The lesbian gags are a scream, by the way. Theoretically the show's pushing its luck to be going there with ten-year-olds, but it gets away with it by being so funny that you don't care. Ilya and Miyu get close. Very close. Ilya appears to have an industrial-strength maid fetish, although you may or may not think that's a sufficient explanation for stripping and leaping on top of someone. Meanwhile Miyu in ep.10 is so forward and girlfriend-like that even their schoolfriends comment on it. The funniest thing about all this, though, isn't Miyu and Ilya in themselves, but other characters' reactions, e.g. the misplaced supportiveness of Ruby and Sapphire. "I'm glad to see their relationship deepening."

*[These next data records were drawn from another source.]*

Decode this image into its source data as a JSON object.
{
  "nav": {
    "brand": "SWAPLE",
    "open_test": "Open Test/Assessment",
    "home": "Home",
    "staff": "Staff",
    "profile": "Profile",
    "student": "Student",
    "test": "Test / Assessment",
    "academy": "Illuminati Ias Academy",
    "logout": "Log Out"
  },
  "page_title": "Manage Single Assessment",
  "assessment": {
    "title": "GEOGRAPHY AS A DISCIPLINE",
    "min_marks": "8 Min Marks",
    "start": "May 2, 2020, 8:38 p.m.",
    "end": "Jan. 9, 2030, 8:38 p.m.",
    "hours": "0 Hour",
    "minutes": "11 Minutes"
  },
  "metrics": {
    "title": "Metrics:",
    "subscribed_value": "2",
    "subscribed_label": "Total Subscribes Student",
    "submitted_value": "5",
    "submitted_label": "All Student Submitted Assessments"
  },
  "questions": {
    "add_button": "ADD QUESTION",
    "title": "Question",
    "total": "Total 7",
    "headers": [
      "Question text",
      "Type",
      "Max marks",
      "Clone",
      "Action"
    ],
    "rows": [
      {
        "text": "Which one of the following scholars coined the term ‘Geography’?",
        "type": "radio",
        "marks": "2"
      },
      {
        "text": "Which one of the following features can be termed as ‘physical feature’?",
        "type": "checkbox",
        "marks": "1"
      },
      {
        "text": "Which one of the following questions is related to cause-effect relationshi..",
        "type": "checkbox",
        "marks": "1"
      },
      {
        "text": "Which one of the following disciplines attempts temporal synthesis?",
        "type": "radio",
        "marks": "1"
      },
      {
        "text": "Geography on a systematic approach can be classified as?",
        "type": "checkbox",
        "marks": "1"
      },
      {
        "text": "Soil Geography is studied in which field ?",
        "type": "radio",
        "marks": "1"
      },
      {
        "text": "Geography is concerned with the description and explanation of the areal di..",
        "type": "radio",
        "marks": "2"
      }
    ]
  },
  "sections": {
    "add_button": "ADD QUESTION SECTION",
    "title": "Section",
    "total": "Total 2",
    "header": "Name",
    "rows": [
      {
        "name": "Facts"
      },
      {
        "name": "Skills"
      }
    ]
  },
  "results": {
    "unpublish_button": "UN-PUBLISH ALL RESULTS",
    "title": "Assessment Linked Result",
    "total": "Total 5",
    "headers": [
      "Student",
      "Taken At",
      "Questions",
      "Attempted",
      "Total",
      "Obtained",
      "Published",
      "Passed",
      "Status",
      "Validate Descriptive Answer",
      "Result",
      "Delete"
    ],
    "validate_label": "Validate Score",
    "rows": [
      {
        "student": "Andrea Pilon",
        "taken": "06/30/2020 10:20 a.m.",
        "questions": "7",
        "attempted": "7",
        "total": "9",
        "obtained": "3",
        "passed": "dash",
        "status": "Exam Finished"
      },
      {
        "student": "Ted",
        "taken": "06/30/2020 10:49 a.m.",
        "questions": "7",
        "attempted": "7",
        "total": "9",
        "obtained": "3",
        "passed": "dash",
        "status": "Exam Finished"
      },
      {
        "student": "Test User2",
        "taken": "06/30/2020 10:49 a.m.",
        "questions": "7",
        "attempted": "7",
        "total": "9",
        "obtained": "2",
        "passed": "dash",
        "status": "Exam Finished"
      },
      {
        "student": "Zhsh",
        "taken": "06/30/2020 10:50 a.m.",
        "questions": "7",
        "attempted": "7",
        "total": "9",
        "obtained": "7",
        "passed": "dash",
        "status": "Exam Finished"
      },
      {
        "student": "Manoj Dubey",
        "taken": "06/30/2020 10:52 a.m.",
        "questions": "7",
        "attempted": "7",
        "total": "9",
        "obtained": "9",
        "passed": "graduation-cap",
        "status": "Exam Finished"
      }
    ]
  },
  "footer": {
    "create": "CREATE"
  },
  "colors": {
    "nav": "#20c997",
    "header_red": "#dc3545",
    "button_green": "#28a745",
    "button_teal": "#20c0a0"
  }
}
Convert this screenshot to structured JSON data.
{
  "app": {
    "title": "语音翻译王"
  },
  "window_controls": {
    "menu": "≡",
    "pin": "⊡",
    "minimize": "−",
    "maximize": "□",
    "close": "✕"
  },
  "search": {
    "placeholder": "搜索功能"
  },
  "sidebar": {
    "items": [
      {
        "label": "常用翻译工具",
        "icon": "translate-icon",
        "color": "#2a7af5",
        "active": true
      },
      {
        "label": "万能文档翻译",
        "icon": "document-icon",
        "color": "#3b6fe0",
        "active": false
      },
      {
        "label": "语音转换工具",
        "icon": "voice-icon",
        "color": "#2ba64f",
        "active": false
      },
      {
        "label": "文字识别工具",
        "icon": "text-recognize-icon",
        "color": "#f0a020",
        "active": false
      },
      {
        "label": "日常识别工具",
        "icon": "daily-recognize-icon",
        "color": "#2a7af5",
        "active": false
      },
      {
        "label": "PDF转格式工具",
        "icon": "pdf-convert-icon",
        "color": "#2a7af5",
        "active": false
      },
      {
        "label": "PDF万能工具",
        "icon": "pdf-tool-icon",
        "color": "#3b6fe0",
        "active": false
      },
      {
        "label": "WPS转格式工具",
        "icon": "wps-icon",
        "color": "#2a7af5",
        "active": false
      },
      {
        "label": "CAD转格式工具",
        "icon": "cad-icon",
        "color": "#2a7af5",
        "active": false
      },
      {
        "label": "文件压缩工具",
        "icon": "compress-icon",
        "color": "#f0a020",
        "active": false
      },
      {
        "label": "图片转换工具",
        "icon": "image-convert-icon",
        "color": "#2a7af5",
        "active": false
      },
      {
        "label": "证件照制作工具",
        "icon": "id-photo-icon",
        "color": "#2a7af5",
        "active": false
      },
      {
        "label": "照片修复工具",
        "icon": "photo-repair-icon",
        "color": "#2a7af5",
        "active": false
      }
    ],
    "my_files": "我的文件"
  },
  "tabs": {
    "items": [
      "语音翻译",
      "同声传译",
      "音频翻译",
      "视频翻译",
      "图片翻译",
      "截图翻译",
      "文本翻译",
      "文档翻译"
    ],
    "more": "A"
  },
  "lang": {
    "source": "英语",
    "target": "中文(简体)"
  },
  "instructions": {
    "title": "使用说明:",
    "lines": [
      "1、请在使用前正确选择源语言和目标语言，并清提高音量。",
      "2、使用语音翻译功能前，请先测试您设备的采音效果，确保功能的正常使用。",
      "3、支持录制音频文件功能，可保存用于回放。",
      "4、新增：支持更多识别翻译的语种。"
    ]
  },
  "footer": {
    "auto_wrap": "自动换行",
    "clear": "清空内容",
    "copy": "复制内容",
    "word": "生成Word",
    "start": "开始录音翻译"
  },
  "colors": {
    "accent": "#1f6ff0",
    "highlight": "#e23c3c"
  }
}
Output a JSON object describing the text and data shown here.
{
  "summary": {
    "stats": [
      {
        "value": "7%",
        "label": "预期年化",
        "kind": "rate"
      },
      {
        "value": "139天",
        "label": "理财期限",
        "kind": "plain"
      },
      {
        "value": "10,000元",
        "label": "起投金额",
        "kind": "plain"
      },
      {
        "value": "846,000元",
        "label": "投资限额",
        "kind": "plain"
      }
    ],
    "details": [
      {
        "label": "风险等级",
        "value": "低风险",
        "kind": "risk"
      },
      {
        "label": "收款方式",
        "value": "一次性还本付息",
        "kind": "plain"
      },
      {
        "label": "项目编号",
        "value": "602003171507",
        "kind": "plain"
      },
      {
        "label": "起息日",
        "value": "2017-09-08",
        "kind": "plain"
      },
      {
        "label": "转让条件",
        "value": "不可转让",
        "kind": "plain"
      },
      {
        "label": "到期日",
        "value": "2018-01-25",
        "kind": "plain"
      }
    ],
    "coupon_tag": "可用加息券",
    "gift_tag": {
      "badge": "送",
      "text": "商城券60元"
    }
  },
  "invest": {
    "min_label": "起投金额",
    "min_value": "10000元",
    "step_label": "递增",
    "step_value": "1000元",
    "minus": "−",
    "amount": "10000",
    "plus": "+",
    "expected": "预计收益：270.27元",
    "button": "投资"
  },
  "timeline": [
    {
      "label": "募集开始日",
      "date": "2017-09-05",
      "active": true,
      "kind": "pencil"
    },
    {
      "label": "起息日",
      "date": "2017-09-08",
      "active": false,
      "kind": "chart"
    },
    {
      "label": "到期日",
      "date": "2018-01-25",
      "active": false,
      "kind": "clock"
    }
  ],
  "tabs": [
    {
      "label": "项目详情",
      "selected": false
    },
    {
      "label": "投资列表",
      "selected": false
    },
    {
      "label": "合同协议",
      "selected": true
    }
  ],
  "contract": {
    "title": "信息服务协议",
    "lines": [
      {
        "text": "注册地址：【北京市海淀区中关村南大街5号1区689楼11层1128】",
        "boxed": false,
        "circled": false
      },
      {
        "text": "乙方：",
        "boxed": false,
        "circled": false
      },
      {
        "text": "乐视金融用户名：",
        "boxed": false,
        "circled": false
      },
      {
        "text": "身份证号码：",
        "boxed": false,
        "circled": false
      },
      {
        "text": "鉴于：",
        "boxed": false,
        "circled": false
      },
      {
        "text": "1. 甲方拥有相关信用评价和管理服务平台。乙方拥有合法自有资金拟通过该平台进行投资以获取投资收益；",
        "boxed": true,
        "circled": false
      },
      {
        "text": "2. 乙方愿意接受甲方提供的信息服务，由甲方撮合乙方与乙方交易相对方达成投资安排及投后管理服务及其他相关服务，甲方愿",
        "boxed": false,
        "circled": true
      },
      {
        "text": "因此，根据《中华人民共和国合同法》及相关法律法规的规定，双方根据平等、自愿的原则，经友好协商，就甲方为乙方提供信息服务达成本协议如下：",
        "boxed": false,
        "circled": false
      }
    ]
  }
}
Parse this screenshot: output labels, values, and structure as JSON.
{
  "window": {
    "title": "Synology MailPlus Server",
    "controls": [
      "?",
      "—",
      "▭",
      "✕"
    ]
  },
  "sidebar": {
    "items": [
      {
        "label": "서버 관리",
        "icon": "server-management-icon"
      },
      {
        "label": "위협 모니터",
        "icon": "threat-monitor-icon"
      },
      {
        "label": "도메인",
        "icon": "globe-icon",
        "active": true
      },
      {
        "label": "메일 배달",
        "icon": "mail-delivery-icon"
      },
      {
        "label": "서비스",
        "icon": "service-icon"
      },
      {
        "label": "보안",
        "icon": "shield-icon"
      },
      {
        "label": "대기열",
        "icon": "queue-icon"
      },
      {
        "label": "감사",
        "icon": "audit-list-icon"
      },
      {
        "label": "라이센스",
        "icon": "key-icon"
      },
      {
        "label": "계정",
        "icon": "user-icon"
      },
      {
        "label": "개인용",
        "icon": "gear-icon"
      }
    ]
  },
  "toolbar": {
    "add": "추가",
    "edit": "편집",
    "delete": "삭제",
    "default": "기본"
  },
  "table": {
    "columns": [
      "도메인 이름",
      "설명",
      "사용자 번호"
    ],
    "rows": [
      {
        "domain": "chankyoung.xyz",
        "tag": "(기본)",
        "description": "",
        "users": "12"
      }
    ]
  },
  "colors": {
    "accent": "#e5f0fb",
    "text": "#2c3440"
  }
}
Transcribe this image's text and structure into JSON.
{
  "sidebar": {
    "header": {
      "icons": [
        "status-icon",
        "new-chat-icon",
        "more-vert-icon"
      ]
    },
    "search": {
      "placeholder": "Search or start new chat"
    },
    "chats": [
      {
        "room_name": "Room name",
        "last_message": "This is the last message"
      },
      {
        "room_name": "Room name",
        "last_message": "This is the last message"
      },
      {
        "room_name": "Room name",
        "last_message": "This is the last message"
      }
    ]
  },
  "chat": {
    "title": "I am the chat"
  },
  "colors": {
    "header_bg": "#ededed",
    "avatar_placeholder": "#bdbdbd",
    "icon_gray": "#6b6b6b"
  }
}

I love it. Is it my favourite magical girl show? On reflection... no, but I had to think about it. No one might ever trump Usagi in the 1990s anime version of Sailor Moon, while of course there's the argument that Cutey Honey is a prototype of the genre. However I personally prefer this to, say, both Nanoha (despite that franchise's historical importance) and the PreCure franchise (despite that franchise's massive and long-running success). It works emotionally, dramatically and comedically. It's truthful to character, it has heavyweight enemies and it's telling its story properly. Ep.8 hurts. Sella and Tatsuko will be making you laugh at the same time, but the pain remains. Ep.9 will make you scared about Miyu's mental and emotional health. Unlike the deconstructive magical girl shows, though, this is also a fun, happy experience. Or, more precisely, it's a riot.